Very recently I decided it was make or break with my disc rental service from Netflix. All too often the movies sit there and don’t get watched for months, and with their selection of available discs diminishing every day, I sometimes have trouble convincing myself it’s worth it. The trouble is, I’ve been a customer for so long it’s just so hard to let go! I’m not the type of person that’s just going to watch whatever’s available; I refuse to be a slave to the availability of films on any streaming service. Netflix disc rental is my safety net. So since we are keeping it, we decided it was high time to push on through the queue.
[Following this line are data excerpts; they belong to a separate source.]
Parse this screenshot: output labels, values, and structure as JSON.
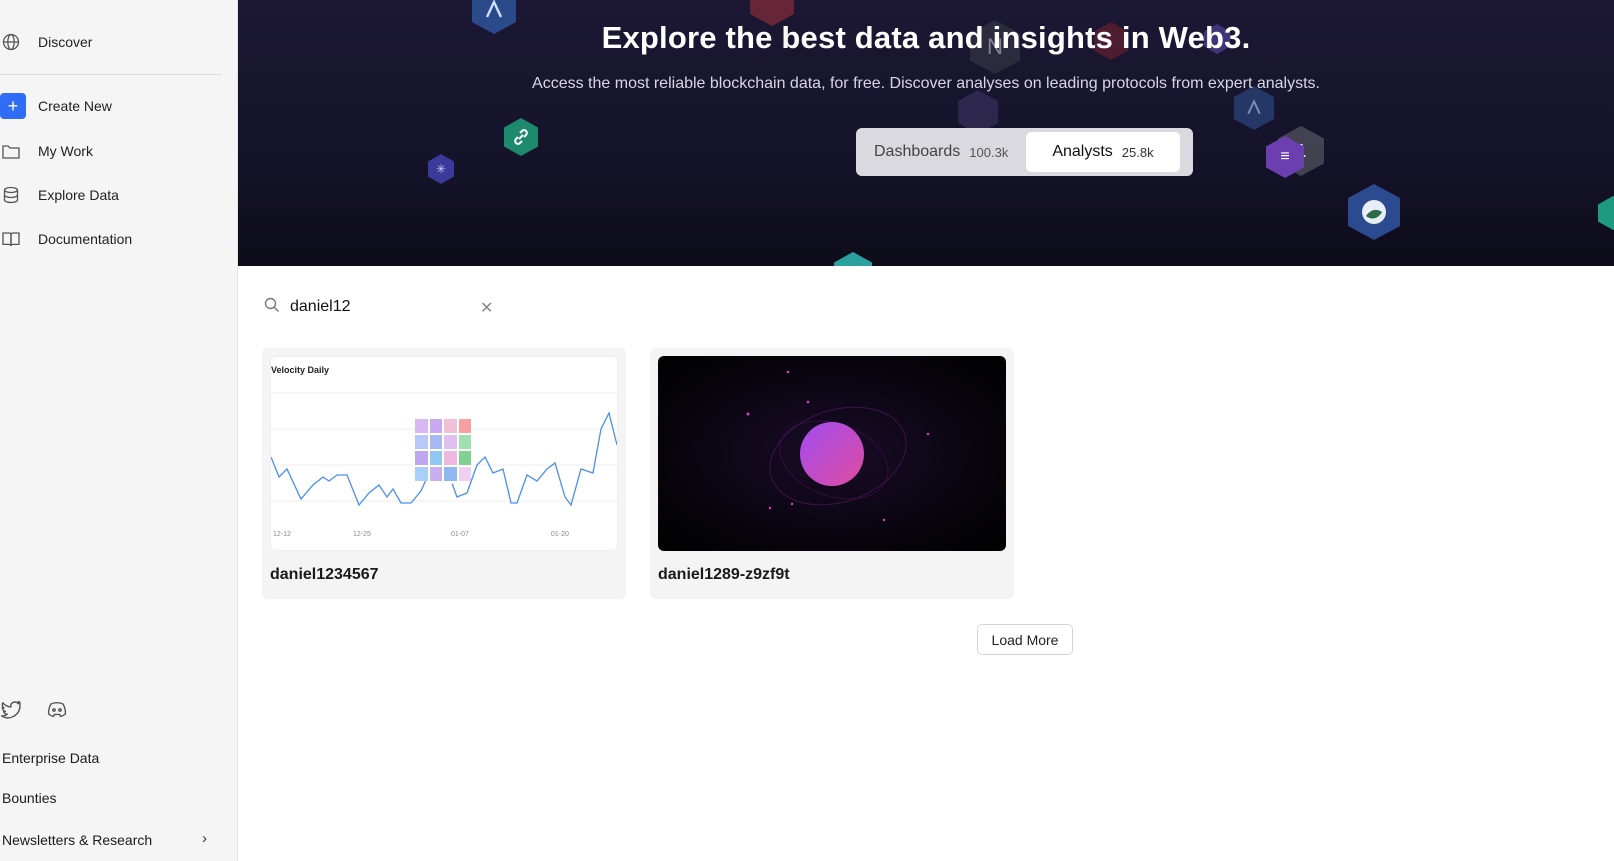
{
  "sidebar": {
    "items": [
      {
        "label": "Discover",
        "icon": "globe-icon"
      },
      {
        "label": "Create New",
        "icon": "plus-icon"
      },
      {
        "label": "My Work",
        "icon": "folder-icon"
      },
      {
        "label": "Explore Data",
        "icon": "database-icon"
      },
      {
        "label": "Documentation",
        "icon": "book-icon"
      }
    ],
    "social_icons": [
      "twitter-icon",
      "discord-icon"
    ],
    "footer_links": [
      {
        "label": "Enterprise Data"
      },
      {
        "label": "Bounties"
      },
      {
        "label": "Newsletters & Research"
      }
    ]
  },
  "hero": {
    "title": "Explore the best data and insights in Web3.",
    "subtitle": "Access the most reliable blockchain data, for free. Discover analyses on leading protocols from expert analysts.",
    "tabs": [
      {
        "label": "Dashboards",
        "count": "100.3k",
        "active": false
      },
      {
        "label": "Analysts",
        "count": "25.8k",
        "active": true
      }
    ]
  },
  "search": {
    "value": "daniel12"
  },
  "results": [
    {
      "name": "daniel1234567",
      "thumb_title": "Velocity Daily",
      "thumb_ticks": [
        "12-12",
        "12-25",
        "01-07",
        "01-20"
      ]
    },
    {
      "name": "daniel1289-z9zf9t"
    }
  ],
  "load_more_label": "Load More",
  "colors": {
    "accent": "#2f6df6",
    "hero_bg": "#15132a"
  }
}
My gift from Netflix: Hot Boyz with no Shirtz

My gift from Netflix: Hot Boyz with no Shirtz

Unfortunately, the disc we set down to watch that evening was broken. No big deal, we reported it and waited for the replacement. Which was also broken. Okay, that’s weird, there’s no way the third disc will be broken, right? Wrong! So the ever-wonderful Q called customer service, where they had trouble believing us, and handed us an extra disc from our queue while also sending another replacement for the same movie. Wouldn’t you know it, that fourth disc was broken, too. Q called customer service again and was so darn nice to the dude on the phone that he offered us two extra discs from our queue. And that long introduction, my friends, is what got me into the mess of a film called Leeches! Since I usually have time between shipping off one disc and Netflix receiving it, I have time to groom my queue and decide what movie I want next. Unfortunately, the kind generosity of Netflix Customer Service Representative X forced me to end up with a movie I honestly can’t even fathom having put in my queue. My guess is I put it in there somewhere around seven years ago where it languished until it said “Long Wait” next to it, at which point I moved it up top because, well, that’s where all the long waits live.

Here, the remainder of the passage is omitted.